Lifelong longitudinal assessment of the contribution of multi-fractal fluctuations to heart rate and heart rate variability in aging mice: role of the sinoatrial node and autonomic nervous system.

Abstract

Aging is a major risk factor for sinoatrial node (SAN) dysfunction, which can impair heart rate (HR) control and heart rate variability (HRV). HR and HRV are determined by intrinsic SAN function and its regulation by the autonomic nervous system (ANS). The purpose of this study wasto use multi-scale multi-fractal detrended fluctuation analysis (MSMFDFA; a complexity-based approach to analyze multi-fractal dynamics) to longitudinally assess changes in multi-fractal HRV properties and SAN function in ECG time series recorded repeatedly across the full adult lifespan in mice. ECGs were recorded in anesthetized mice in baseline conditions and after autonomic nervous system blockade every three months beginning at 6months of age until the end of life. MSMFDFA was used to assess HRV and SAN function every three months between 6 and 27months of age. Intrinsic HR (i.e. HR during ANS blockade) remained relatively stable until 15months of age, and then progressively declined until study endpoint at 27months of age. MSMFDFA revealed sudden and rapid changes in multi-fractal properties of the ECG RR interval time series in aging mice.

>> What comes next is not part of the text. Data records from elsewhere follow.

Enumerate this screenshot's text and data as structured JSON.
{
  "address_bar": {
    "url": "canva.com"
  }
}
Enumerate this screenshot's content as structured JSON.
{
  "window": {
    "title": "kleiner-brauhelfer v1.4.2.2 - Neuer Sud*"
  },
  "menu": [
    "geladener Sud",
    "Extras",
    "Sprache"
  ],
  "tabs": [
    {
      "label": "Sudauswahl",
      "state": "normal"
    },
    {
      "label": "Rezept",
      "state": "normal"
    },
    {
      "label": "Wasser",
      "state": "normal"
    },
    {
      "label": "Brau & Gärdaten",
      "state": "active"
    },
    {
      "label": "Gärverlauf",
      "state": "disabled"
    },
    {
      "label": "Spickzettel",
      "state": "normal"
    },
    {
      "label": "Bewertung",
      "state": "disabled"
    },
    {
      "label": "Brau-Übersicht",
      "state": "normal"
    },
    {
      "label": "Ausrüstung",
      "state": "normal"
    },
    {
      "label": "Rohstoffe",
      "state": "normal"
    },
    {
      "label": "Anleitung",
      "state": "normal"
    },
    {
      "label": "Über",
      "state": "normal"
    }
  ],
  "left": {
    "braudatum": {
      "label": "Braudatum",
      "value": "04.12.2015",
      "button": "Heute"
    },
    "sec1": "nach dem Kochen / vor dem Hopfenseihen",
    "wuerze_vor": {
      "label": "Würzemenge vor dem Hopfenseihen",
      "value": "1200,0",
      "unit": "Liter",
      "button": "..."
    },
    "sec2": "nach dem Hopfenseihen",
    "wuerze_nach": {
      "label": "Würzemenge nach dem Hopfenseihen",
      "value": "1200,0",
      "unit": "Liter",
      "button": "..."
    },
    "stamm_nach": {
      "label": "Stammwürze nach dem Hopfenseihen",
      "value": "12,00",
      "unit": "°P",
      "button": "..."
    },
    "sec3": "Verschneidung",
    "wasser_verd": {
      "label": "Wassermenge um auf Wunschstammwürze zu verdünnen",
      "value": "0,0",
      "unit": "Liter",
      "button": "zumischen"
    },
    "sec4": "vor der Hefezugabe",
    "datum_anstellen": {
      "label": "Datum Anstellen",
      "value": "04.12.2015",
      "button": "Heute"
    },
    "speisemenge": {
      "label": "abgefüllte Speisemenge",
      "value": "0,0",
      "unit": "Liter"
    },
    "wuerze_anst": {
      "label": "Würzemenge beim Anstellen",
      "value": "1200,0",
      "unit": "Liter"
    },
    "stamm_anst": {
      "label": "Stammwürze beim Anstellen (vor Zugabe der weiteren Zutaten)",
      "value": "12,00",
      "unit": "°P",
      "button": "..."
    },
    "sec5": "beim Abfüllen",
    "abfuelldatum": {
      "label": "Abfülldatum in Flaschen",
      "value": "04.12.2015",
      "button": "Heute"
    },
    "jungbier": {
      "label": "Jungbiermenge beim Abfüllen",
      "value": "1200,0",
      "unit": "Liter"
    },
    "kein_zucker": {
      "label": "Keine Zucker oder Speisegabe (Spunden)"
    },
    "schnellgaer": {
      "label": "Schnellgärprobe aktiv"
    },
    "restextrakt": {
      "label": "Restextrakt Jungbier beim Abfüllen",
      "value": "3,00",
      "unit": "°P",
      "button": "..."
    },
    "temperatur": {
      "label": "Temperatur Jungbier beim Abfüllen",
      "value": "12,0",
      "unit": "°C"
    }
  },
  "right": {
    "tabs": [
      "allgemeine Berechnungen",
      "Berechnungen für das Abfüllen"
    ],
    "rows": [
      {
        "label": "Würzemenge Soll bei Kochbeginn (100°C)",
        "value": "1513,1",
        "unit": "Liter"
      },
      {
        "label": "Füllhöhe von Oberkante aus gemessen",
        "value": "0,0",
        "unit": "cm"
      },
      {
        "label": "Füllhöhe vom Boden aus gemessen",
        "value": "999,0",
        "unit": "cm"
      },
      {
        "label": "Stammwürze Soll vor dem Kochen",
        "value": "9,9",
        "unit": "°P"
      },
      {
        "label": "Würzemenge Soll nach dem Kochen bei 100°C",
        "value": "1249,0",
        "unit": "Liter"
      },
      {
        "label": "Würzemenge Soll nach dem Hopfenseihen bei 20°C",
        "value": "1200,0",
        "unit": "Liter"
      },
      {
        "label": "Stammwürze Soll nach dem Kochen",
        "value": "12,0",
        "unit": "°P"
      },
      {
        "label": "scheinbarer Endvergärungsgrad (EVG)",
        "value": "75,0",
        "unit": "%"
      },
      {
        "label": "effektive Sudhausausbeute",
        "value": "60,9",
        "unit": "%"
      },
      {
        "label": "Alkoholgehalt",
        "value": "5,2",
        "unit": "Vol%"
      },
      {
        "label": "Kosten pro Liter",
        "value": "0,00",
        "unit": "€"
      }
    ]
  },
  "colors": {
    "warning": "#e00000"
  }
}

In particular, multi-fractal spectrum width (MFSW, a measure of multi-fractality) was relatively stable between 6months and 15months of age and then progressively increased at 27months of age. These changes in MFSW were evident in baseline conditions and during ANS blockade. Thus,intrinsic SAN function declines progressively during aging and is manifested by age-associated changes in multi-fractal HRV across the lifespan in mice, which can be accurately quantified by MSMFDFA.